Thu | Nov 20, 2025

‘This is survival’

Jamaica, other nations hit by natural disasters call for action at climate talks

Published:Wednesday | November 19, 2025 | 12:19 AM
Matthew Samuda, minister of economic growth and job creation of Jamaica, speaks during a plenary session at the COP30 UN Climate Summit on Monday.
Matthew Samuda, minister of economic growth and job creation of Jamaica, speaks during a plenary session at the COP30 UN Climate Summit on Monday.

BELEM, Brazil (AP):

Battered by last month’s ferocious climate-fuelled hurricane, Jamaica joined other small island nations and impoverished countries at Monday’s United Nations climate talks to implore the rest of the world to stop talking and start acting. Their message: Our lives are on the line.

As high-level ministers from governments around the world took over negotiations at the conference called COP30, vulnerable nations lined up to say how important it is for countries to cut emissions.

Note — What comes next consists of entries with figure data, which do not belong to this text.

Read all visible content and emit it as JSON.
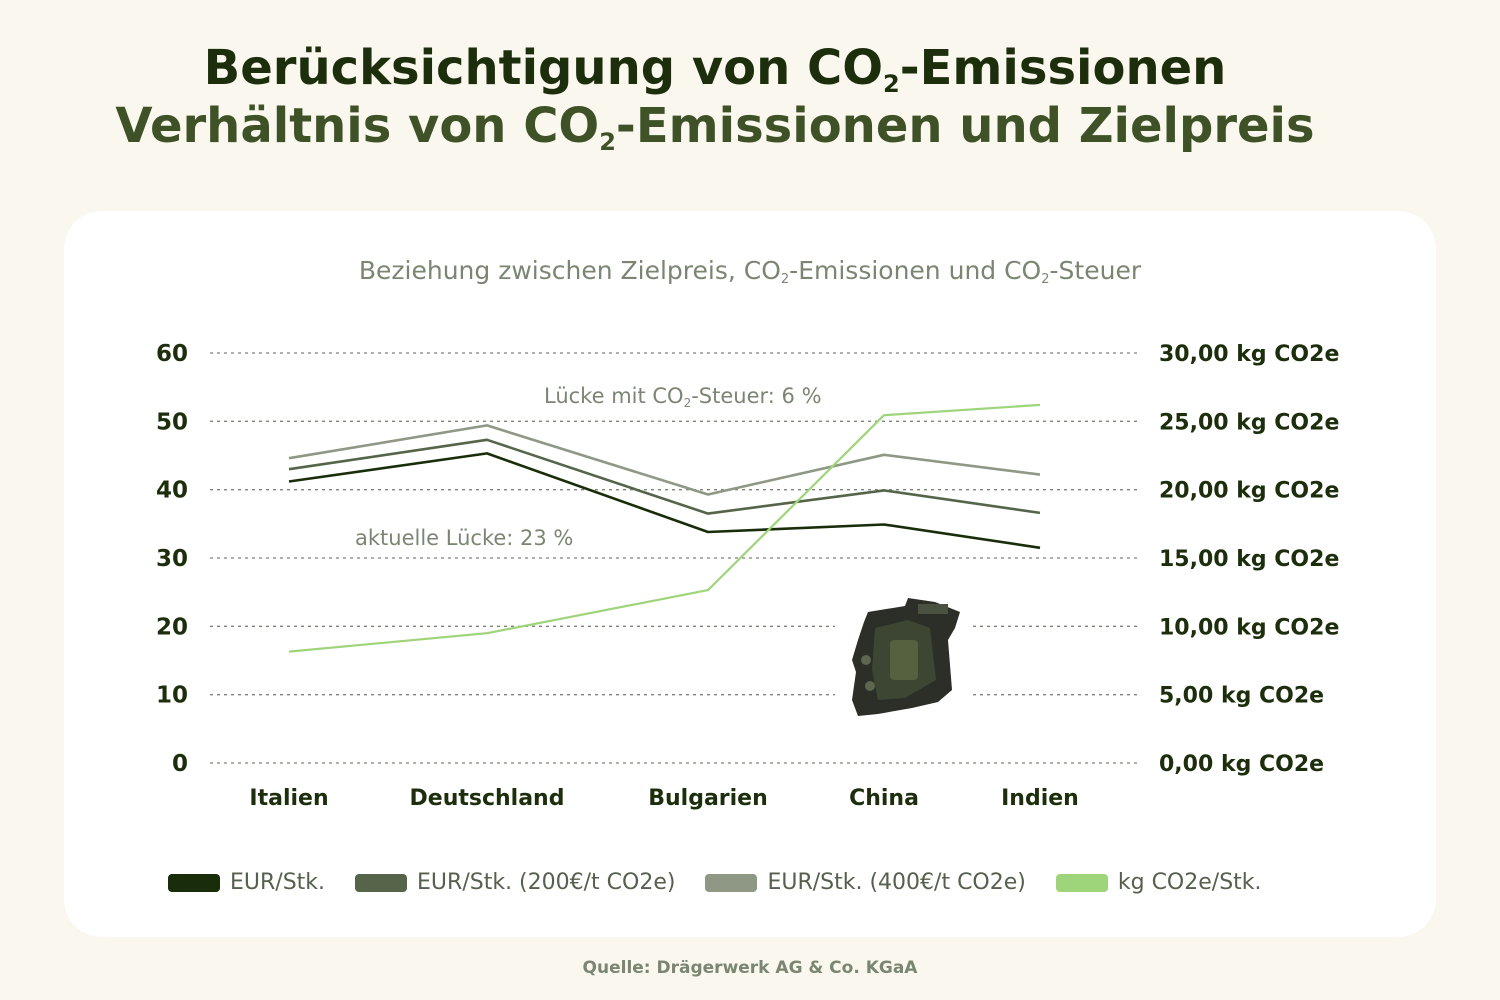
{
  "header": {
    "title_line1_pre": "Berücksichtigung von CO",
    "title_line1_sub": "2",
    "title_line1_post": "-Emissionen",
    "title_line2_pre": "Verhältnis von CO",
    "title_line2_sub": "2",
    "title_line2_post": "-Emissionen und Zielpreis"
  },
  "chart_subtitle": {
    "p1": "Beziehung zwischen Zielpreis, CO",
    "s1": "2",
    "p2": "-Emissionen und CO",
    "s2": "2",
    "p3": "-Steuer"
  },
  "annotations": {
    "tax_pre": "Lücke mit CO",
    "tax_sub": "2",
    "tax_post": "-Steuer: 6 %",
    "current": "aktuelle Lücke: 23 %"
  },
  "chart_data": {
    "type": "line",
    "categories": [
      "Italien",
      "Deutschland",
      "Bulgarien",
      "China",
      "Indien"
    ],
    "y_left": {
      "ylim": [
        0,
        60
      ],
      "ticks": [
        "0",
        "10",
        "20",
        "30",
        "40",
        "50",
        "60"
      ]
    },
    "y_right": {
      "ylim": [
        0,
        30
      ],
      "ticks": [
        "0,00 kg CO2e",
        "5,00 kg CO2e",
        "10,00 kg CO2e",
        "15,00 kg CO2e",
        "20,00 kg CO2e",
        "25,00 kg CO2e",
        "30,00 kg CO2e"
      ]
    },
    "series": [
      {
        "name": "EUR/Stk.",
        "axis": "left",
        "color": "#1a2d0a",
        "values": [
          41.2,
          45.3,
          33.8,
          34.9,
          31.5
        ]
      },
      {
        "name": "EUR/Stk. (200€/t CO2e)",
        "axis": "left",
        "color": "#56654a",
        "values": [
          43.0,
          47.3,
          36.5,
          39.9,
          36.6
        ]
      },
      {
        "name": "EUR/Stk. (400€/t CO2e)",
        "axis": "left",
        "color": "#8e9884",
        "values": [
          44.6,
          49.4,
          39.3,
          45.1,
          42.2
        ]
      },
      {
        "name": "kg CO2e/Stk.",
        "axis": "right",
        "color": "#9ed47a",
        "values": [
          8.15,
          9.5,
          12.65,
          25.45,
          26.2
        ]
      }
    ],
    "grid": true,
    "legend_position": "bottom"
  },
  "source": "Quelle: Drägerwerk AG & Co. KGaA",
  "product_image": "respirator-device-icon"
}
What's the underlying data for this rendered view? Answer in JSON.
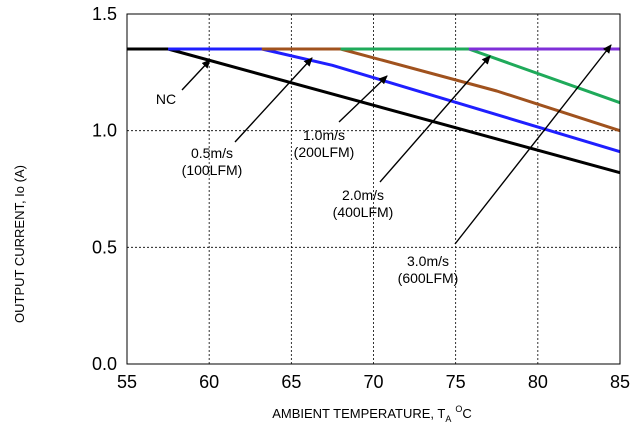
{
  "chart_data": {
    "type": "line",
    "xlabel": "AMBIENT TEMPERATURE, T",
    "xlabel_sub": "A",
    "xlabel_sup": "O",
    "xlabel_tail": "C",
    "ylabel": "OUTPUT CURRENT, Io (A)",
    "xlim": [
      55,
      85
    ],
    "ylim": [
      0.0,
      1.5
    ],
    "x_ticks": [
      "55",
      "60",
      "65",
      "70",
      "75",
      "80",
      "85"
    ],
    "y_ticks": [
      "0.0",
      "0.5",
      "1.0",
      "1.5"
    ],
    "grid": true,
    "series": [
      {
        "name": "NC",
        "color": "#000000",
        "points": [
          [
            55,
            1.35
          ],
          [
            57.5,
            1.35
          ],
          [
            85,
            0.82
          ]
        ]
      },
      {
        "name": "0.5m/s (100LFM)",
        "color": "#1f1fff",
        "points": [
          [
            57.5,
            1.35
          ],
          [
            63.2,
            1.35
          ],
          [
            67.5,
            1.28
          ],
          [
            85,
            0.91
          ]
        ]
      },
      {
        "name": "1.0m/s (200LFM)",
        "color": "#a0521e",
        "points": [
          [
            63.2,
            1.35
          ],
          [
            68,
            1.35
          ],
          [
            77.5,
            1.17
          ],
          [
            85,
            1.0
          ]
        ]
      },
      {
        "name": "2.0m/s (400LFM)",
        "color": "#1faa5a",
        "points": [
          [
            68,
            1.35
          ],
          [
            75.8,
            1.35
          ],
          [
            85,
            1.12
          ]
        ]
      },
      {
        "name": "3.0m/s (600LFM)",
        "color": "#7f2fd8",
        "points": [
          [
            75.8,
            1.35
          ],
          [
            85,
            1.35
          ]
        ]
      }
    ],
    "annotations": [
      {
        "lines": [
          "NC"
        ]
      },
      {
        "lines": [
          "0.5m/s",
          "(100LFM)"
        ]
      },
      {
        "lines": [
          "1.0m/s",
          "(200LFM)"
        ]
      },
      {
        "lines": [
          "2.0m/s",
          "(400LFM)"
        ]
      },
      {
        "lines": [
          "3.0m/s",
          "(600LFM)"
        ]
      }
    ]
  }
}
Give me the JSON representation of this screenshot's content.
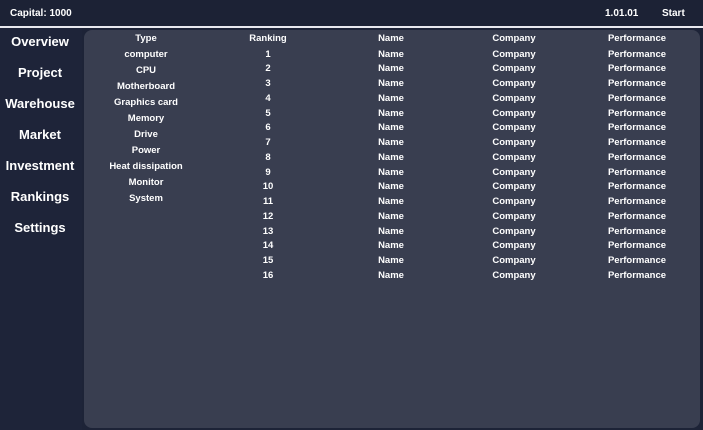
{
  "header": {
    "capital": "Capital: 1000",
    "date": "1.01.01",
    "start": "Start"
  },
  "nav": [
    "Overview",
    "Project",
    "Warehouse",
    "Market",
    "Investment",
    "Rankings",
    "Settings"
  ],
  "types": {
    "header": "Type",
    "items": [
      "computer",
      "CPU",
      "Motherboard",
      "Graphics card",
      "Memory",
      "Drive",
      "Power",
      "Heat dissipation",
      "Monitor",
      "System"
    ]
  },
  "table": {
    "headers": [
      "Ranking",
      "Name",
      "Company",
      "Performance"
    ],
    "rows": [
      [
        "1",
        "Name",
        "Company",
        "Performance"
      ],
      [
        "2",
        "Name",
        "Company",
        "Performance"
      ],
      [
        "3",
        "Name",
        "Company",
        "Performance"
      ],
      [
        "4",
        "Name",
        "Company",
        "Performance"
      ],
      [
        "5",
        "Name",
        "Company",
        "Performance"
      ],
      [
        "6",
        "Name",
        "Company",
        "Performance"
      ],
      [
        "7",
        "Name",
        "Company",
        "Performance"
      ],
      [
        "8",
        "Name",
        "Company",
        "Performance"
      ],
      [
        "9",
        "Name",
        "Company",
        "Performance"
      ],
      [
        "10",
        "Name",
        "Company",
        "Performance"
      ],
      [
        "11",
        "Name",
        "Company",
        "Performance"
      ],
      [
        "12",
        "Name",
        "Company",
        "Performance"
      ],
      [
        "13",
        "Name",
        "Company",
        "Performance"
      ],
      [
        "14",
        "Name",
        "Company",
        "Performance"
      ],
      [
        "15",
        "Name",
        "Company",
        "Performance"
      ],
      [
        "16",
        "Name",
        "Company",
        "Performance"
      ]
    ]
  }
}
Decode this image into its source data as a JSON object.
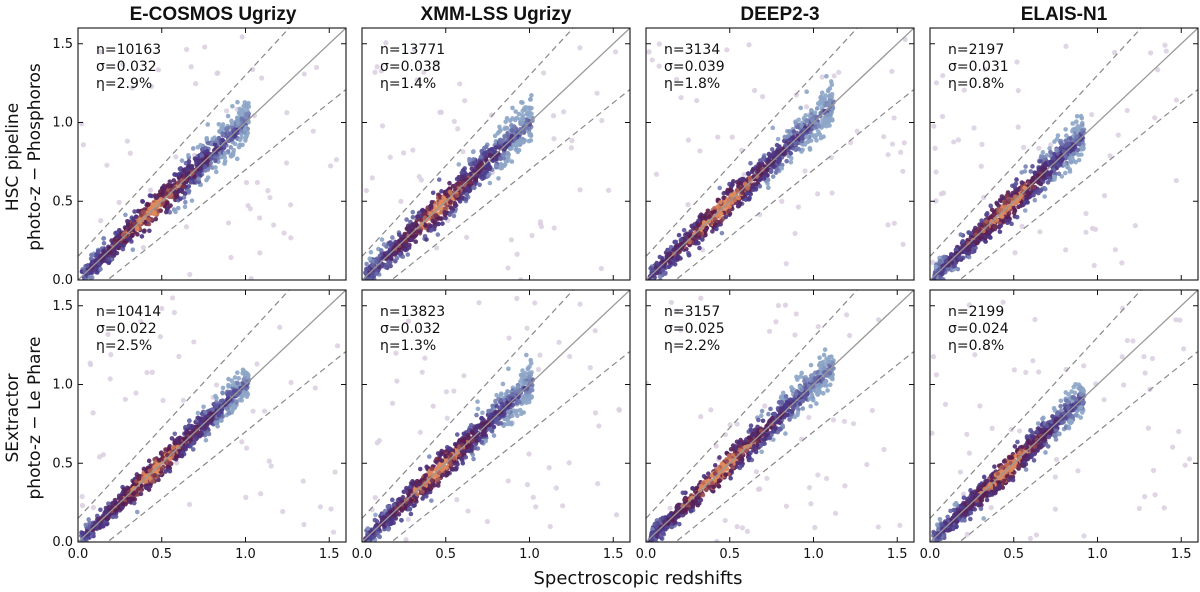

They said the world’s current climate plans aren’t strong enough to keep warming below the 1.5 degree Celsius (2.7 degrees Fahrenheit) set by the 2015 Paris Agreement.

In addition, they renewed a long-standing call for rich nations to do more financially to help poor countries deal with warming.

“Hurricane Melissa changed the life of every Jamaican in less than 24 hours,” said Matthew Samuda, the country’s economic growth minister. The Category 5 hurricane that hit three weeks ago caused almost $10 billion in damage and displaced hundreds of thousands of people. He called it evidence of “the new phase of climate change.”

“We did not create this crisis, but we refuse to stand as victims,” Samuda said. “We call on the global community, especially major emitters, to honour their commitments and safeguard the 1.5 degree threshold for Jamaica. This is survival. It’s about our people and their right to a safe and prosperous future.”

Armando Rodriguez Batista, Cuba’s environment and science minister, noted his country was flooded by Melissa.

“Tomorrow it will be too late to do what we had to do a long time ago,” he said.

Speakers lament slow progress

Other nations reiterated the life-or-death nature of stepping up the fight to cut emissions, calling it “a moral duty” and saying climate damage is their day-to-day reality.

“I sit on the roof of the house all night, looking at the neighbours, thinking whether or not the water will swallow us all,” Romanian Environment Minister Diana-Anda Buzoianu said, reading the words of a victim of this year’s floods in her country.

“Promises alone will not hold back the rising seas,” Seychelles Environment and Climate Minister Flavien Philomel Joubert said.

A ruling earlier this year by the International Court of Justice that climate change is a planetary existential problem that must be fixed is “leverage” that small island countries will use to speed up climate-fighting efforts at COP30, said Tuvalu Attorney-General Laingane Italeli Talia.

That ruling shows that “the 1.5 target is not just a political aspiration, but a legal obligation informed by the best available science”, Tuvalu Environment and Climate Minister Maina Vakafua Talia said as thunder from a passing storm reverberated through the hall.

“We are seeing the 1.5 target disappear before our eyes,” Talia said, adding that for small islands “it is the line between our survival and loss.”

1.5 DEGREE TARGET

But stronger climate plans and saving 1.5 is important for the whole world, not just small islands, he added.

COP30, more heavily fortified after a pair of demonstrations disrupted the main venue in the first week, kicked off its second week with foreign and other ministers stepping in for the lower-level negotiators who handled it earlier. They have far more power and leeway to make tough political decisions, and UN Climate Executive Secretary Simon Stiell told them to use it.

“The spirit is there, but the speed is not,” Stiell said. “The pace of change in the real economy has not been matched by the pace of progress in these negotiating rooms. As climate disasters wrecked millions of lives and hammer every economy, pushing up prices for food and other basic needs, we all know what’s at stake.”

Other speakers also urged quicker action.

“The time for promises is over,” Brazil Vice President Geraldo Alckmin said. “Each additional fraction of a degree of global warming represents lives at risk, greater inequality and greater losses for those who contributed least to the problem.”

UN General Assembly President Annalena Baerbock said recent disasters show how much needs to be done.

“The climate crisis is unrelenting,” she said. “We saw this when Hurricane Melissa barrelled into the Caribbean two weeks ago. We saw it again last week at the Philippines ... near back-to-back typhoons.”